Do these so-called analysts ever actually take the time to put pencil to paper?
Do YOU take the time to spend a few minutes doing it or do you simply accept what these bloggers have to say carte blanche?
They did aquire new drugs with the Wyeth buy. They also got 4.5 billion in profits, large cost cutting because of it. And a large drug pipeline added to their own. I think a good share buyback program would go nicely now as debt is being payed off and shares are at this low a price. They could average a lot lower cost than the ones from a few years ago.
I dont see a problem with sharebuybacks especially when the share price is as low as now. Their really is no difference between getting a larger pie or having less people to eat from the one we have now. Especially if those pie eaters can be bought out at this low a price.
Obviously lots of people saw the crash coming & profited thereby. It's ludicrous to claim "no one" saw it coming.

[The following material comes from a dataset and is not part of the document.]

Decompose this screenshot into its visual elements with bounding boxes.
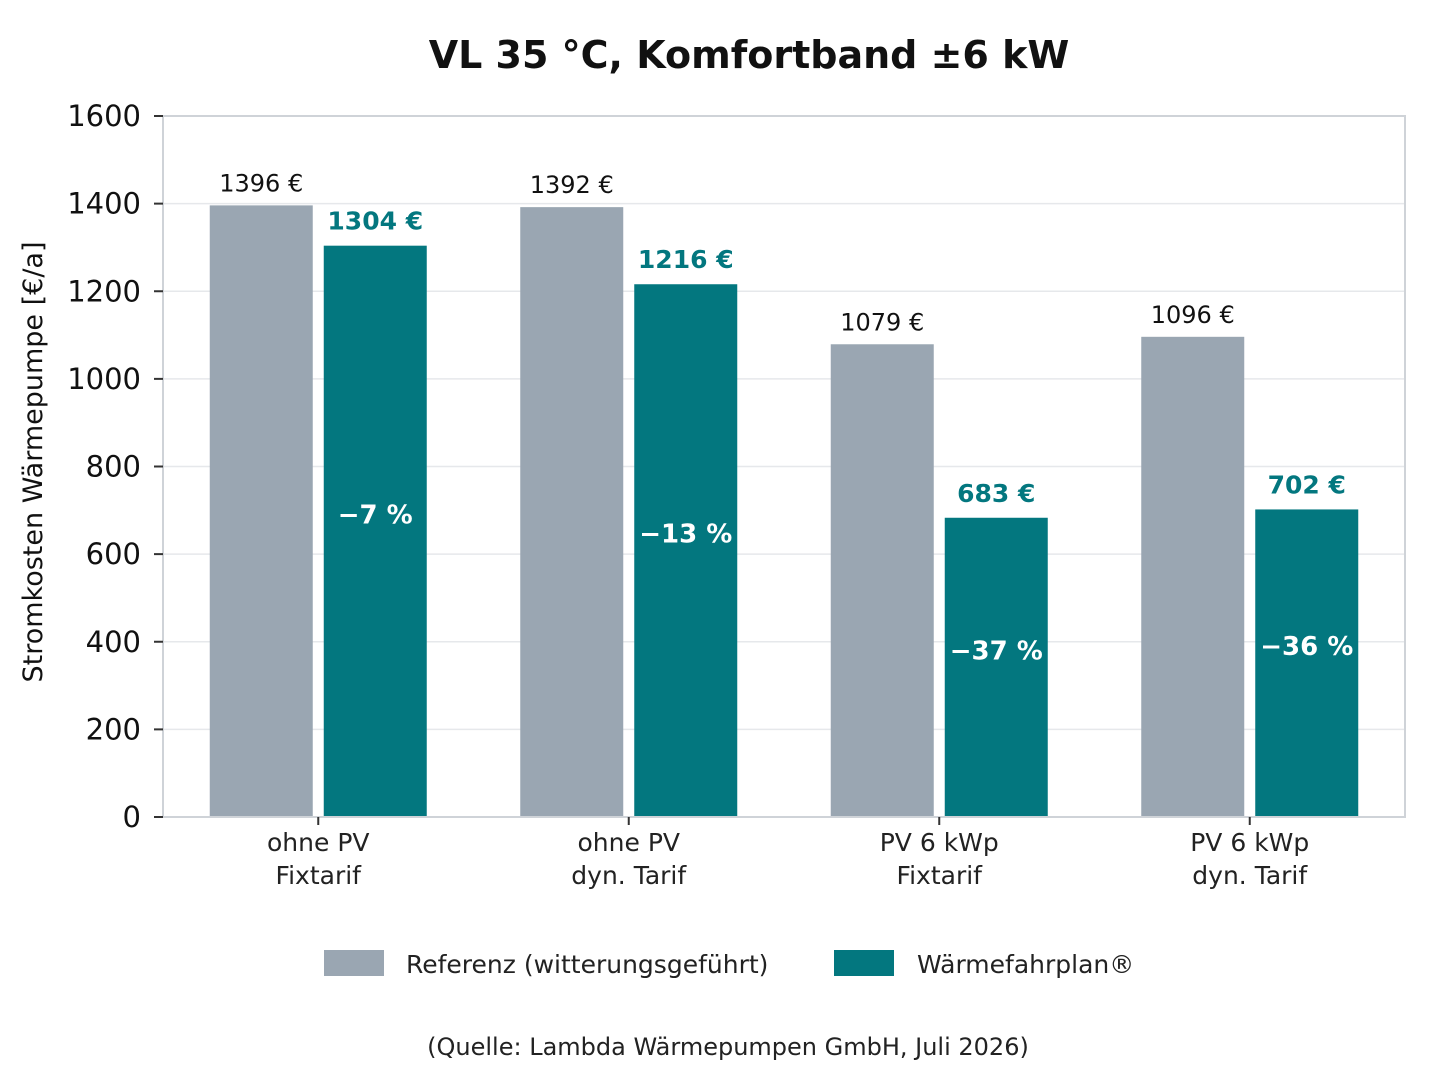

Everyone from retirees who switched from stocks to bonds to analysts like Meredith Whitney to players like John Paulson saw it coming. Many on this very board warned you to get out in 2007 & urged everyone to flee stocks from Dow 13-14K. Why do you think the Dow dropped from 14K to 10K before the final plummet to 6440, if not for investors big & small getting out?
Why must you lie so blatantly, just to make lame excuses for your abject failure?
The cash will be flowing for years to come. 19 billion dollars free cash flow per year for several years and slowly increasing. With the Wyeth purchase, huge cost cutting, new drugs in pipeline and growing markets for PFE products none of which are mentioned in this article, PFE will make up for the patent losses. Even if their is slow or no growth for a few years we have to remember that PFE is selling for 6.5 earnings at this point. The stock has been beaten down to much and will rebound eventually, especially with the nice and growing dividend. If i had more cash i would buy more and hold long term.
I already pointed out to Alan the utter failure of the stock buyback program, but stubborn fact elude the loser's ken.
Like Obama lamely trying to defend the trillion dollar waste, fraud, abuse & deficit ballooning porkulus package, Chartnuts argues that PFE would have lost even more value without the buyback.
You can always tell a lying loon, but you can't tell him much!